The same method can be applied to future draws from the bag.
I suppose it makes sense, right?
Ah yes... that looks familiar
Ok, I also found this which should help:
Thanks!
I'm not great at stats... I'm having problems even understanding what the question is.
So you take a marble from the bag and what... don't see it? Then put it aside so it's out of the equation, and you need to know the chance of picking the red one on each turn?
yep
On turn 1, chance of a red is 20%
To pick red on turn 2 you would need to pick blue on turn 1 (80%), then red (from a choice of 4, so 25%), 0.8 * 0.25 = 20%
To pick red on turn 3 you would need to pick blue on turn 1 (80%), then again on turn 2 (75%) then red on turn 3 (33%) = 20%
To pick red on turn 4 you would need to pick blue on turns 1 through 3 (80%, 75% and 66%) then red on turn 4 (50%) = 20%
To pick red on turn 5 would need to pick blue on all previous turns (80%, 75%, 66% and 50%) which we just saw produces 20%, then pick out the one remaining which will be red (choice of 1 from 1).
So yeah.. always 20%, when you don't know anything about the results of previous picks.
Probability I can do, other stats stuff... not so much
what's that......up in the sky?
it's a bird. it's a plane. it's super king!
faster than a speeding bullet.....
able to solve probability stats in a single bound.....
heheheh I like it!
Although it's strange that you take the first step into account all the time?
Yeah? I didn't understand it either, but the working seems to make sense.
Ok, I read thru the pdf thing again... and I understand why you take the first step into account.
I guess the bit about the colour of the marble picked being unknown kinda threw me for a bit
42
hahahaha
Lies, damn lies and statistics.
I like that one...
ah yes - i forgot about your namesake Arthur.
Who's that?
the guy that woke up with a hangover only to discover that his house was scheduled to be demolished. Of course that is by the by as his world (earth) was also scheduled to be demolished. Luckily his best friend was in fact an alien. All you need is the guide and a towel.
Right.... when you said name sake, I thought you meant someone else
i never did finish that story Simon
you should. Douglas Adams is (was) a very clever man.
although on saying that, his books aren't everybodies cup of tea
Not for everybody, but then there's always the radio show, or the movie
i never finished the movie either 
Gah!
what're we gonna do woth you!!
did you not finish the movie through choice or mitigating circumstances?
there is only one movie i have never finished - i remember it all too well - it was called The Pest and it had John Leguiziamo in it (not sure of the spelling and too lazy to look it up). I really really disliked that movie - i cannot bring to mind a worse waste of money and time to make crap like that.

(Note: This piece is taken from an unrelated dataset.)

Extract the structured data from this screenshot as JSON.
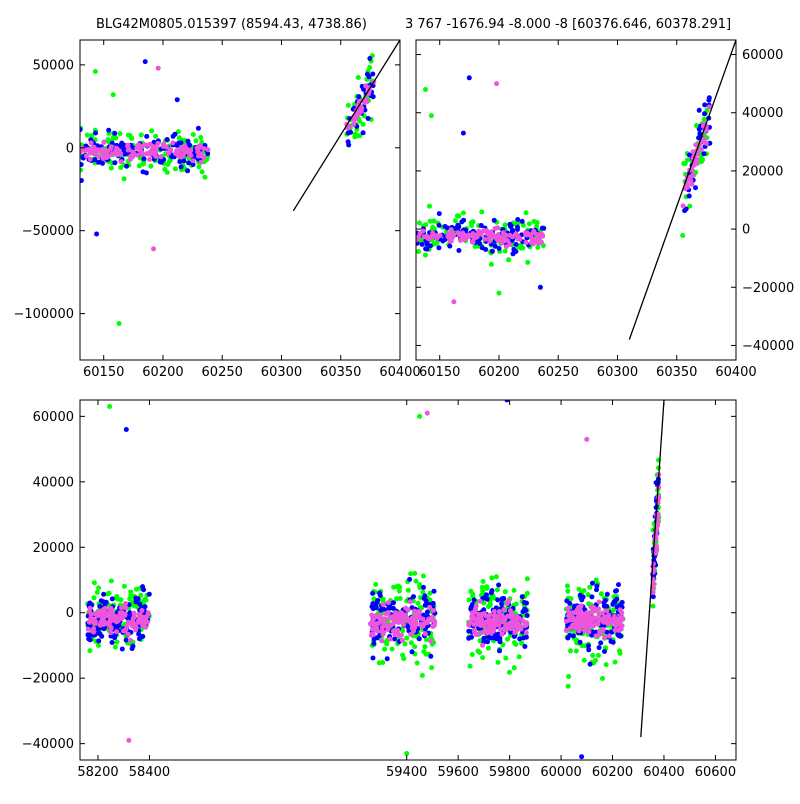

all the books are awesome.
so clever and funny.......definitely worth it.
The original radio series (from the late 70's early 80's) is a pure gem. They were broadcast before the book was written. The TV series was OK but the recent film was awful.
My grandparents have what's either an earlier film, or the TV series on video
The books are probably my media-form of choice, but I never heard the radio show so I guess that was kind of inevitable.

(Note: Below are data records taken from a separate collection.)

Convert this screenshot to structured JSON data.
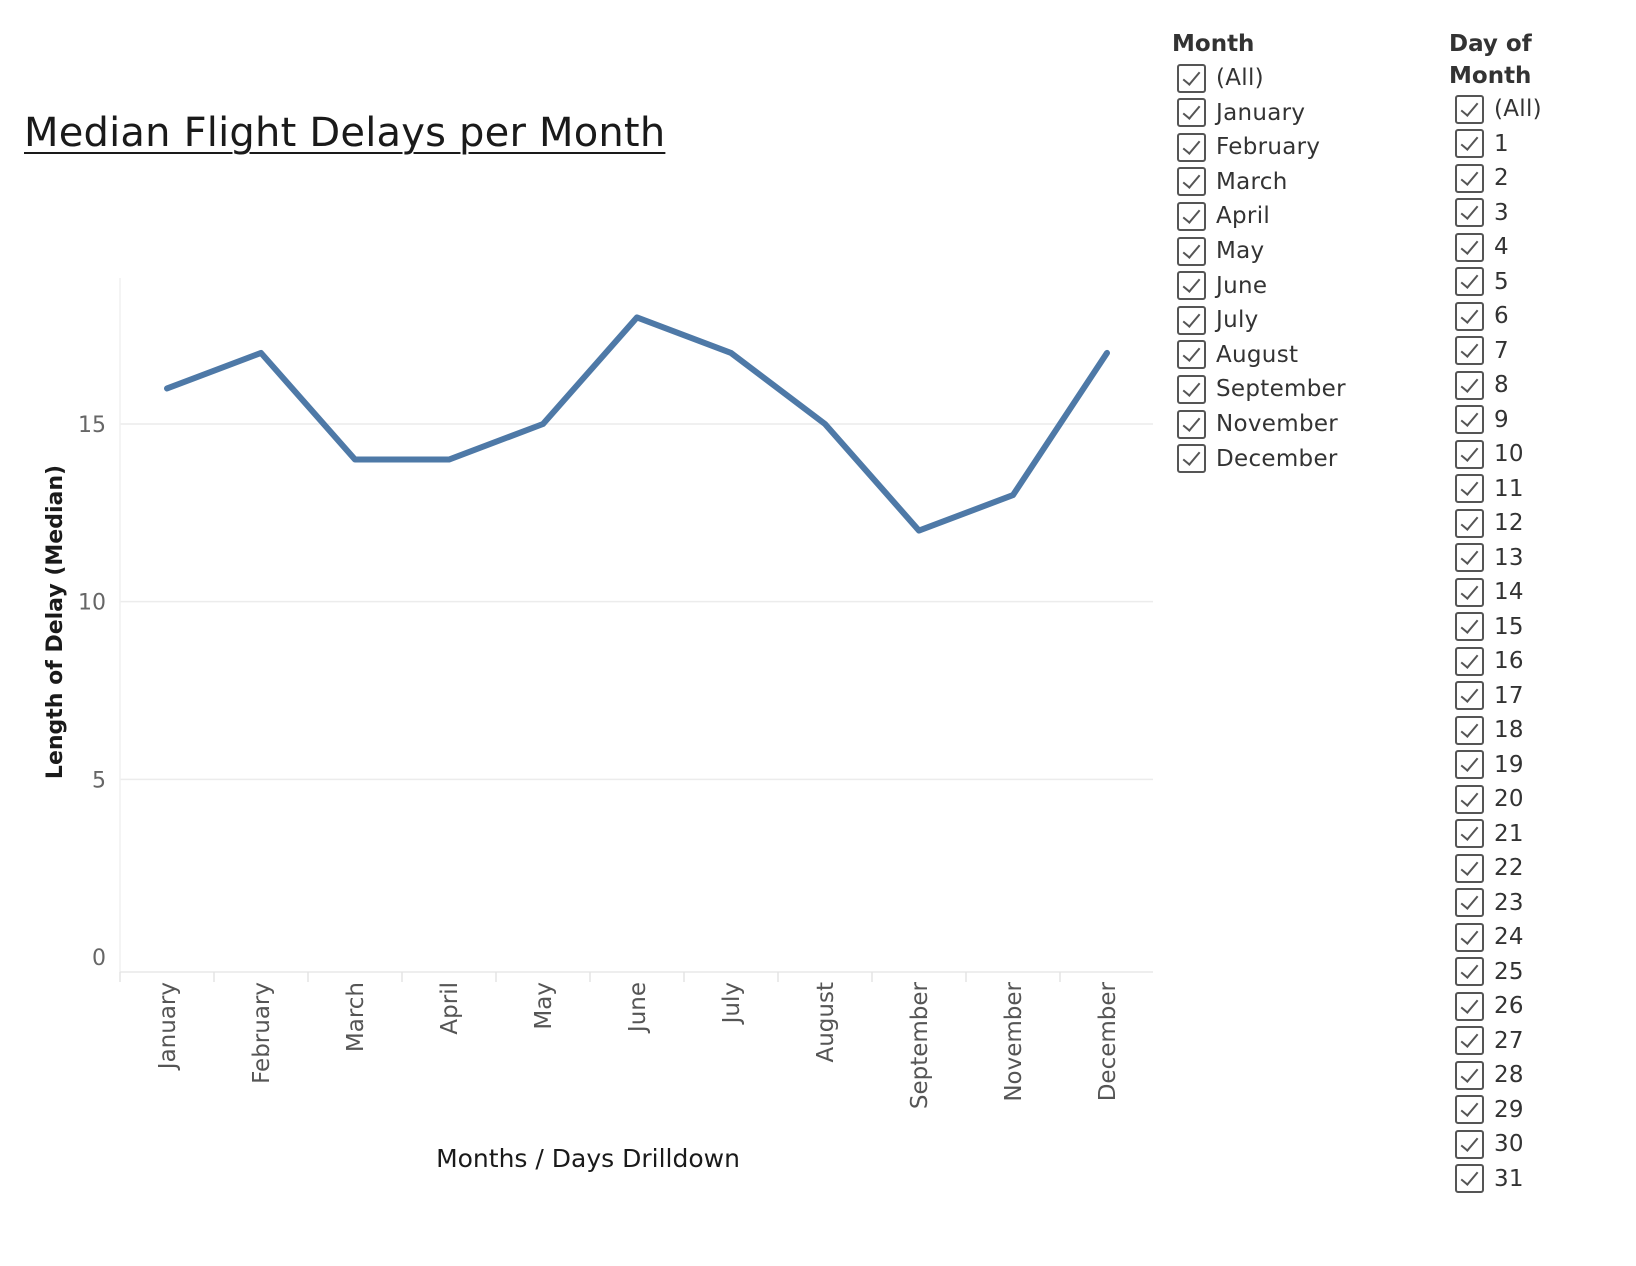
{
  "chart_data": {
    "type": "line",
    "title": "Median Flight Delays per Month",
    "xlabel": "Months / Days Drilldown",
    "ylabel": "Length of Delay (Median)",
    "categories": [
      "January",
      "February",
      "March",
      "April",
      "May",
      "June",
      "July",
      "August",
      "September",
      "November",
      "December"
    ],
    "values": [
      16,
      17,
      14,
      14,
      15,
      18,
      17,
      15,
      12,
      13,
      17
    ],
    "yticks": [
      0,
      5,
      10,
      15
    ],
    "ylim": [
      0,
      19
    ],
    "grid": true,
    "line_color": "#4e79a7",
    "legend": "none"
  },
  "filters": {
    "month": {
      "title": "Month",
      "options": [
        "(All)",
        "January",
        "February",
        "March",
        "April",
        "May",
        "June",
        "July",
        "August",
        "September",
        "November",
        "December"
      ]
    },
    "day": {
      "title": "Day of\nMonth",
      "options": [
        "(All)",
        "1",
        "2",
        "3",
        "4",
        "5",
        "6",
        "7",
        "8",
        "9",
        "10",
        "11",
        "12",
        "13",
        "14",
        "15",
        "16",
        "17",
        "18",
        "19",
        "20",
        "21",
        "22",
        "23",
        "24",
        "25",
        "26",
        "27",
        "28",
        "29",
        "30",
        "31"
      ]
    }
  }
}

Recent film... had some decent moments, if it wasn't in the shadow of all the previous HHGttG stuff it might even seem good, but as an addition to what's gone before, sub-par.
They'll have the TV series on video. You can also get all the radio stuff on CD.
ah...'a trilogy in five parts'.......an appropriate topic for this, yes?
when i recently decided to read the entire series....i found a "complete version", which had been put together before douglas adams died.......it included a really nice preface where he discusses the whole history and makes a sort of time-line......and also a related short story.......
i thoroughly enjoyed it.
i agree with sk that the movie would have been better if it weren't for all that was already out there.